Comme annoncé, des affiliés de la CGSP-Cheminots ont convergé lundi matin devant le cabinet du ministre fédéral de la Mobilité, Georges Gilkinet (Ecolo) pour attirer l’attention de celui-ci sur la situation du groupe SNCB, composé du transporteur ferroviaire (SNCB), du gestionnaire d’infrastructure (Infrabel) et de la société de gestion des ressources humaines (HR Rail). Par un temps pluvieux et venteux, une centaine d’affiliés du syndicat socialiste ont donné de la voix, harangués par leur président national Pierre Lejeune et Ludo Sempels, président de l’aile flamande de la CGSP-Cheminots. « Au cours des 5 dernières années, le nombre des cheminots est passé de 31.834 agents au 1er janvier 2017 à 28.328 agents au 1 février 2022, soit une diminution de 3.506 agents. Sur les 12 derniers mois, ce sont 1.136 emplois qui ont disparu. Toutefois, malgré la crise sanitaire et au nom du maintien des services essentiels, grâce aux efforts des cheminots, le service public a pu être assuré dans le respect du plan de transport », a martelé Pierre Lejeune.

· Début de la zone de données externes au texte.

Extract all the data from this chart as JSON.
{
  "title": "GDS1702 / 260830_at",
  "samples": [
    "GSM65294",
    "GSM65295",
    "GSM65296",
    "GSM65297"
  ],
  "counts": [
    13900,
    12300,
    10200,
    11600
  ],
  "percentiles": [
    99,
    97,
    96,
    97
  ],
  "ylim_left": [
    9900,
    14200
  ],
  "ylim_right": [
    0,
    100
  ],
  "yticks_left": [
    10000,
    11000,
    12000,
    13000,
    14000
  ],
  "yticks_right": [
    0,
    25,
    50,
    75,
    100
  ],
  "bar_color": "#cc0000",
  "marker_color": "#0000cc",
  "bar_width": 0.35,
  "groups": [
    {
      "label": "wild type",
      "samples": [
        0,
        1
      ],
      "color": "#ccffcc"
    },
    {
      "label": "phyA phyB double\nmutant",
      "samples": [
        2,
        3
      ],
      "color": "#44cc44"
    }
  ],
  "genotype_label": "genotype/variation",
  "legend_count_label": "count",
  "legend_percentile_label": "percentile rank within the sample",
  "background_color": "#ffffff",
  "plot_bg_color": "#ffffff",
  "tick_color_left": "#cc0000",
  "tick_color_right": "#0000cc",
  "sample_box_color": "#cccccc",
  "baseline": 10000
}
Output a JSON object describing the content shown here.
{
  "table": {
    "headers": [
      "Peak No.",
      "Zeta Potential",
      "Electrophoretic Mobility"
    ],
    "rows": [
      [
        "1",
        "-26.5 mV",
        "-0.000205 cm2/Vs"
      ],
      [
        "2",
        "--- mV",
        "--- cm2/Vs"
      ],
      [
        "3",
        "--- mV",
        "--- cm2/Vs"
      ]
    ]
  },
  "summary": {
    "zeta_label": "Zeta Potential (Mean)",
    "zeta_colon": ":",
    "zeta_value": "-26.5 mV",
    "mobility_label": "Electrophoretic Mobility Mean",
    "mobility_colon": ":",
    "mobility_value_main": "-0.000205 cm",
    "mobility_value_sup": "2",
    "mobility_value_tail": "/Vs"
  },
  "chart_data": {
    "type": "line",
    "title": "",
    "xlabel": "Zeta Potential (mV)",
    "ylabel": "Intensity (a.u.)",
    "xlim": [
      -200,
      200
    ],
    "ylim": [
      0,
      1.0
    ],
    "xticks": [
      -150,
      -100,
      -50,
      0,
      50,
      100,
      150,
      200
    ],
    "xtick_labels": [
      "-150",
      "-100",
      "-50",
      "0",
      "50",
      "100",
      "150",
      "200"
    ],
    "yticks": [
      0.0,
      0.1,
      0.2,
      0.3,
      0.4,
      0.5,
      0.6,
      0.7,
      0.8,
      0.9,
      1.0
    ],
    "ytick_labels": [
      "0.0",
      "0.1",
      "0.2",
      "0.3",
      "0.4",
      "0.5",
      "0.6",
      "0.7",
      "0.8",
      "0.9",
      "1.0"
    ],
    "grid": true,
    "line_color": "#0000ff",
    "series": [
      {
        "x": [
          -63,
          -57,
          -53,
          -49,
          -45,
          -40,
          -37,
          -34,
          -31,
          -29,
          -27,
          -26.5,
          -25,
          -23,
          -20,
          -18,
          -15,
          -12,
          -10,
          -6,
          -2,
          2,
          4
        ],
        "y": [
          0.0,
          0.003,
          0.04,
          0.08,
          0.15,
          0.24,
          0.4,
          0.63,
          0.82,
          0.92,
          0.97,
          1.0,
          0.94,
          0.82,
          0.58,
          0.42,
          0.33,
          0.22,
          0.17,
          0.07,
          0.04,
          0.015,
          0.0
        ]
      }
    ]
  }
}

Il reproche à HR Rail de donner une photographie biaisée de la situation en affirmant avoir procédé à 2.679 recrutements en 2021. « Ils intègrent dans ce chiffre les 1.250 promotions internes. En réalité, ce ne sont que 1.429 nouveaux collaborateurs qui ont rejoint les chemins de fer en 2021 », poursuit-il, rappelant au passage que, dans le même temps, ce sont 2.565 agents qui ont quitté l’entreprise, ce qui représente le déficit d’emplois de 1.136.